Indeed, the Second Great Awakening surfaced in the early 1800s, and hundreds of thousands of Americans turned back to Jesus. Churches in the East filled up again, and many new congregations were formed in the western part of the country as well.
However, by the mid-1850s, "immorality, violent crime, spiritualism, corruption and atheism were on the rise" once again, according to Brown. American churches were becoming more internalized. Then in 1857, a large prayer movement began in New York City and spread around the country. This revival, sometimes called the Third Great Awakening, resulted in a more compassionate society focused on curing social ills.
Brown noted the revival brought with it a massive cultural change: The United States abolished slavery only a few years after it began.
He believes a similar religious revival could change the culture by bringing traditional marriage back into favor. He pointed out just how quickly gay marriage has become accepted in America. As recently as 1990, fewer than a third of Americans condoned same-sex marriage.
In 1996, a Democrat president, Bill Clinton, signed the Defense of Marriage Act into law, and then-Sen. Joe Biden voted for it. Even in 2008, Barack Obama and Hillary Clinton were still saying marriage was between a man and a woman.

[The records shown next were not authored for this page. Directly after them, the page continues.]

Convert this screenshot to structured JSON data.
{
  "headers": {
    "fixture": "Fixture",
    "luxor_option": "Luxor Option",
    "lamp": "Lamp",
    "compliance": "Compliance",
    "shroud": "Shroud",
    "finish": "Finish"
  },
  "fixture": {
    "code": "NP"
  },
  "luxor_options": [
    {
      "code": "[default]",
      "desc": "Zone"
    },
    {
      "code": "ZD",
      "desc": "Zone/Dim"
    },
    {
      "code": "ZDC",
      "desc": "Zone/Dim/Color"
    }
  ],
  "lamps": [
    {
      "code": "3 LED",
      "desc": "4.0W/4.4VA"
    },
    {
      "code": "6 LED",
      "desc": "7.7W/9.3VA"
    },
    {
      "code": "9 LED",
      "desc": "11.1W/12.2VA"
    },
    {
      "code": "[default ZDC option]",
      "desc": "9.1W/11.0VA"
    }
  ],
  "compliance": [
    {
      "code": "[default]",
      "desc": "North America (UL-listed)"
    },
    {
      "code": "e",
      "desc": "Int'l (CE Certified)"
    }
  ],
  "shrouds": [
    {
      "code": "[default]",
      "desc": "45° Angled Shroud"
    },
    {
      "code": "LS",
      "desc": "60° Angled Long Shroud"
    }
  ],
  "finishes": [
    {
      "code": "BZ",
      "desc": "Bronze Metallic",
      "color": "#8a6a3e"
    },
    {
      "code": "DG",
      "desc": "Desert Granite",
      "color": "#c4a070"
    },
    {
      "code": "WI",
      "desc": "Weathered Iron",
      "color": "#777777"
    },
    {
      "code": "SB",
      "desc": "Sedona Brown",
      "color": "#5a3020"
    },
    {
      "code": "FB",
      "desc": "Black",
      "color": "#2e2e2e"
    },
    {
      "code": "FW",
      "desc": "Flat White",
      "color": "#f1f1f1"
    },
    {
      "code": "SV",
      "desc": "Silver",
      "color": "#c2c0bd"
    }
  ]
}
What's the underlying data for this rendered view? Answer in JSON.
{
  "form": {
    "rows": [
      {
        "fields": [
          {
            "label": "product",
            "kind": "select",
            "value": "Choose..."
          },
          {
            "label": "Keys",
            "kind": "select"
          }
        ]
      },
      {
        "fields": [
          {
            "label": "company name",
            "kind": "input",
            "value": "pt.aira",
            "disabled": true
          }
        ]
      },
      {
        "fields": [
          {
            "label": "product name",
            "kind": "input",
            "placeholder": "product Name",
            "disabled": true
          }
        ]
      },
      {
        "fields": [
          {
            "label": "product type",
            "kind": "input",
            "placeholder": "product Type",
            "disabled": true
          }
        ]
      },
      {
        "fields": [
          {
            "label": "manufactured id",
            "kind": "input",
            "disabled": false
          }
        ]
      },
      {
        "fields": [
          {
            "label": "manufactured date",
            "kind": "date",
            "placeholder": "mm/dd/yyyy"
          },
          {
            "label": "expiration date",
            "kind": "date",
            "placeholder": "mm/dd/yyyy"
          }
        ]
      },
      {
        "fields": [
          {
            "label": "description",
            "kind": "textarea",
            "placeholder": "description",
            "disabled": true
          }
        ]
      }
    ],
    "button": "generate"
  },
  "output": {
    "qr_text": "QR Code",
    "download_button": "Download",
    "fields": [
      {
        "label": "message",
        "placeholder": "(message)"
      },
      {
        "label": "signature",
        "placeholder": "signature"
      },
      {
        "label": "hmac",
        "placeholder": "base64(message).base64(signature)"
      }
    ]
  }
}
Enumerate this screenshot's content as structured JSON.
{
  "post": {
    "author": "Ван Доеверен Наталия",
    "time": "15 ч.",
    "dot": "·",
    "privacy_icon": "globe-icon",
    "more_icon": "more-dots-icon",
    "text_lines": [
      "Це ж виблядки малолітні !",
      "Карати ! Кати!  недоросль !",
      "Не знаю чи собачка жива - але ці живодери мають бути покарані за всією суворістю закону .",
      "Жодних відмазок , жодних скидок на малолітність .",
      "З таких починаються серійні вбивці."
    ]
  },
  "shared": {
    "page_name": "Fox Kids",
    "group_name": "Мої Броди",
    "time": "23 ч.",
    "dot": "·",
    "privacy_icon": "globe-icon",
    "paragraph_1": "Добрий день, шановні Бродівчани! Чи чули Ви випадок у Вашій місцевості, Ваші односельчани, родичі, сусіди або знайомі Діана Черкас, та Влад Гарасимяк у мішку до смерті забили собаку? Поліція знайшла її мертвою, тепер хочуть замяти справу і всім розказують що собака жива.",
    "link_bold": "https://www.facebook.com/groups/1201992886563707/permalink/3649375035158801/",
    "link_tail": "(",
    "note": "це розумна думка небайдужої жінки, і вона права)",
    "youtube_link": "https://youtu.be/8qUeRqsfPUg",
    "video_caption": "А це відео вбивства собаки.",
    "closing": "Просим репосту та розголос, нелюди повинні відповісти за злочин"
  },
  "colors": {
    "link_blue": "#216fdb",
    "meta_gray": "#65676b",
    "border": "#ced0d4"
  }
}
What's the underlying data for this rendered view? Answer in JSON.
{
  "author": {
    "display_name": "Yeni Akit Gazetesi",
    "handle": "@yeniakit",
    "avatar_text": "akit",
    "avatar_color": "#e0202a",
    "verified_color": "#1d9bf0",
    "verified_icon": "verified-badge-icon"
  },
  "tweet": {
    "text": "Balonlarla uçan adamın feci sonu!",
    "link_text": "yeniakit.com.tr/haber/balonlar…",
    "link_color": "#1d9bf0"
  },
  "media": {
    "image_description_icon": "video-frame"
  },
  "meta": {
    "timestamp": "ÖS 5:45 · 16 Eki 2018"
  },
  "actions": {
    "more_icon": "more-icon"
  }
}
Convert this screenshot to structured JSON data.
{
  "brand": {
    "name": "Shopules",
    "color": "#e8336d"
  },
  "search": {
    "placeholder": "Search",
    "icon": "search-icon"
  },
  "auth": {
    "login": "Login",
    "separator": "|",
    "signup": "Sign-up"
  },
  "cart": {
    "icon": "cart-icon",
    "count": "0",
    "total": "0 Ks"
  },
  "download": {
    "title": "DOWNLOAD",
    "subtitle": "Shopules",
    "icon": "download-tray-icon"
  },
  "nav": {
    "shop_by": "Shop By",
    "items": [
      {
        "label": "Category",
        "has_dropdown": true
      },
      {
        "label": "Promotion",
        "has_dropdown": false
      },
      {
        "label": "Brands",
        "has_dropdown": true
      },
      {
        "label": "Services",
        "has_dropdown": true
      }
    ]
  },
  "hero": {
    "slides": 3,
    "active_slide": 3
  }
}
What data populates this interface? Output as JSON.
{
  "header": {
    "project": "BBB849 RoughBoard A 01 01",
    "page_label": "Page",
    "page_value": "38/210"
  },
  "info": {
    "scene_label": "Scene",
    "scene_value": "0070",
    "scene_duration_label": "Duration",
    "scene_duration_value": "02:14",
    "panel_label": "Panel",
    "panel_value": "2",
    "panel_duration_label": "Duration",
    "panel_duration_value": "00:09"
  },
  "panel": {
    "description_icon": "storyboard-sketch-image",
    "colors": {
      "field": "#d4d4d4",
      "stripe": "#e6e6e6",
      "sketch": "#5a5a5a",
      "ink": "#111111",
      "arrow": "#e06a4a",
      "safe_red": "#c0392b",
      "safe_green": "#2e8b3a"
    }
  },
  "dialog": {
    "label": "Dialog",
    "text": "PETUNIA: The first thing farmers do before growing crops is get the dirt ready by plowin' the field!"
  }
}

While attitudes changed quickly, Brown doesn't believe gay marriage will be accepted forever just because the Supreme Court looks favorably on it now.
He noted that when the court ruled on Roe v. Wade in 1973, it hardly ended the abortion debate in favor of the pro-abortion side.
Instead, the pro-life movement rose up and still fights for the rights of unborn babies. And millennials are embracing the pro-life position, with polling data showing 59 percent of young Americans think abortion is morally wrong.
Brown also takes heart when he sees the Christian populations in Africa and Latin America soaring. It gives him hope that God has big things in store for America, too.
"We must factor in the God factor," Brown emphasized. "This is not just a sociological issue. This is not just a political issue. This is not just a demographic issue. This is also a spiritual issue. If we God's people will humble ourselves, turn away from sin in our own lives and begin to cry out, who knows what could happen next?"